To differentiate with fully sampled case, we use the notation \({\mathbb {B(T_S)}}\) to represent the estimation base that has partial samples of all dupSets (\(T_S\) of segment T and \(T_S\) is a subset of T). Similar to Case 2.1, we let \({ { D } }_{ }^{ T_{ S } }=\{d_i|i \in \mathbb {B(T_S)}\}\) be the sampled dupSet’s set.

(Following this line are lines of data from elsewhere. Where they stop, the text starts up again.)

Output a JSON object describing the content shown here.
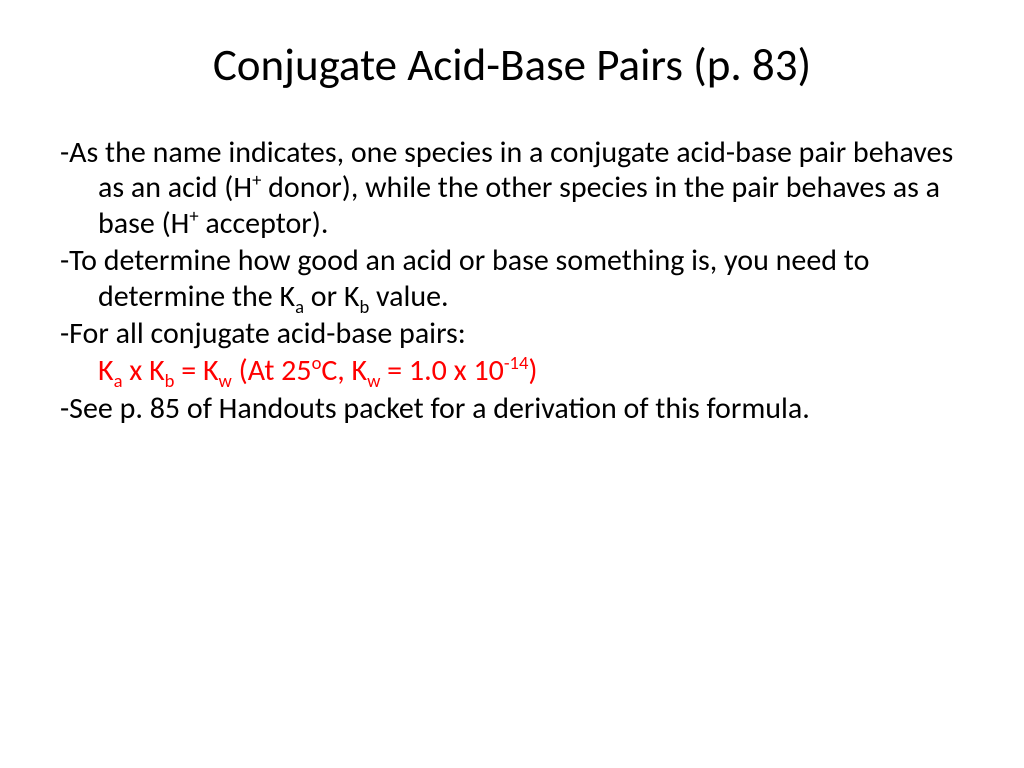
{
  "slide": {
    "title": "Conjugate Acid-Base Pairs (p. 83)",
    "background_color": "#ffffff",
    "title_color": "#000000",
    "title_fontsize": 45,
    "body_color": "#000000",
    "body_fontsize": 30,
    "highlight_color": "#ff0000",
    "font_family": "Calibri",
    "paragraphs": [
      {
        "type": "bullet",
        "segments": [
          {
            "t": "-As the name indicates, one species in a conjugate acid-base pair behaves as an acid (H"
          },
          {
            "t": "+",
            "sup": true
          },
          {
            "t": " donor), while the other species in the pair behaves as a base (H"
          },
          {
            "t": "+",
            "sup": true
          },
          {
            "t": " acceptor)."
          }
        ]
      },
      {
        "type": "bullet",
        "segments": [
          {
            "t": "-To determine how good an acid or base something is, you need to determine the K"
          },
          {
            "t": "a",
            "sub": true
          },
          {
            "t": " or K"
          },
          {
            "t": "b",
            "sub": true
          },
          {
            "t": " value."
          }
        ]
      },
      {
        "type": "bullet",
        "segments": [
          {
            "t": "-For all conjugate acid-base pairs:"
          }
        ]
      },
      {
        "type": "formula",
        "color": "#ff0000",
        "segments": [
          {
            "t": "K"
          },
          {
            "t": "a",
            "sub": true
          },
          {
            "t": " x K"
          },
          {
            "t": "b",
            "sub": true
          },
          {
            "t": " = K"
          },
          {
            "t": "w",
            "sub": true
          },
          {
            "t": "   (At 25"
          },
          {
            "t": "o",
            "sup": true
          },
          {
            "t": "C, K"
          },
          {
            "t": "w",
            "sub": true
          },
          {
            "t": " = 1.0 x 10"
          },
          {
            "t": "-14",
            "sup": true
          },
          {
            "t": ")"
          }
        ]
      },
      {
        "type": "bullet",
        "segments": [
          {
            "t": "-See p. 85 of Handouts packet for a derivation of this formula."
          }
        ]
      }
    ]
  }
}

Since each sampled dupSet has only one sample, so \(\varepsilon '=0\), and:

$$\begin{aligned} \delta =\left| \frac{ 1 }{ A(D) } -\frac{ 1 }{ H({ { D } }_{ }^{ T_{ S } }) } \right| \end{aligned}$$

$$\begin{aligned} =\left| \left[\frac{ 1 }{ A({ { D } }_{ }^{ T_{ S } }) } -\frac{ 1 }{ H({ { D } }_{ }^{ T_{ S } }) } \right]+\left[\frac{ 1 }{ A(D) } -\frac{ 1 }{ A({ { D } }_{ }^{ T_{ S } }) } \right] \right| . \end{aligned}$$

(19)

[Case 4.2] Redundantly partially sampled

Similar to Case 2.2, let \({ { D } }_{ Sup }^{ T_{ S } }=\{d_i|x_j \in {\mathbb {B(T_S)}}, {x_j}\in d_i\}\) represent the super set of \({ { D } }_{ }^{ T_{ S } }\). For those sampled dupSets, there exist redundant samples, i.e., \(\varepsilon '\ne 0\), as a result we have:

$$\begin{aligned} \delta =\left| \frac{ 1 }{ A(D) } -\frac{ 1 }{ H({ { D } }_{ Sup }^{ T_{ S } }) } \right| \end{aligned}$$

$$\begin{aligned} =\left| \left[\frac{ 1 }{ A({ { D } }_{ Sup }^{ T_{ S } }) } -\frac{ 1 }{ H({ { D } }_{ Sup }^{ T_{ S } }) } \right]+\left[\frac{ 1 }{ A(D) } -\frac{ 1 }{ A({ { D } }_{ Sup }^{ T_{ S } }) } \right] \right| . \end{aligned}$$

(20)

We can see from Eqs. 19 and 20, the estimation error of partially sampled case comes from two source: arithmetic and harmonic means difference, and using partial dupSets to estimate the entire segment. The former has already been explained in Case 2, and the latter is simply based on the coverage of \({\mathbb {B}}(T_S)\) over the entire segment.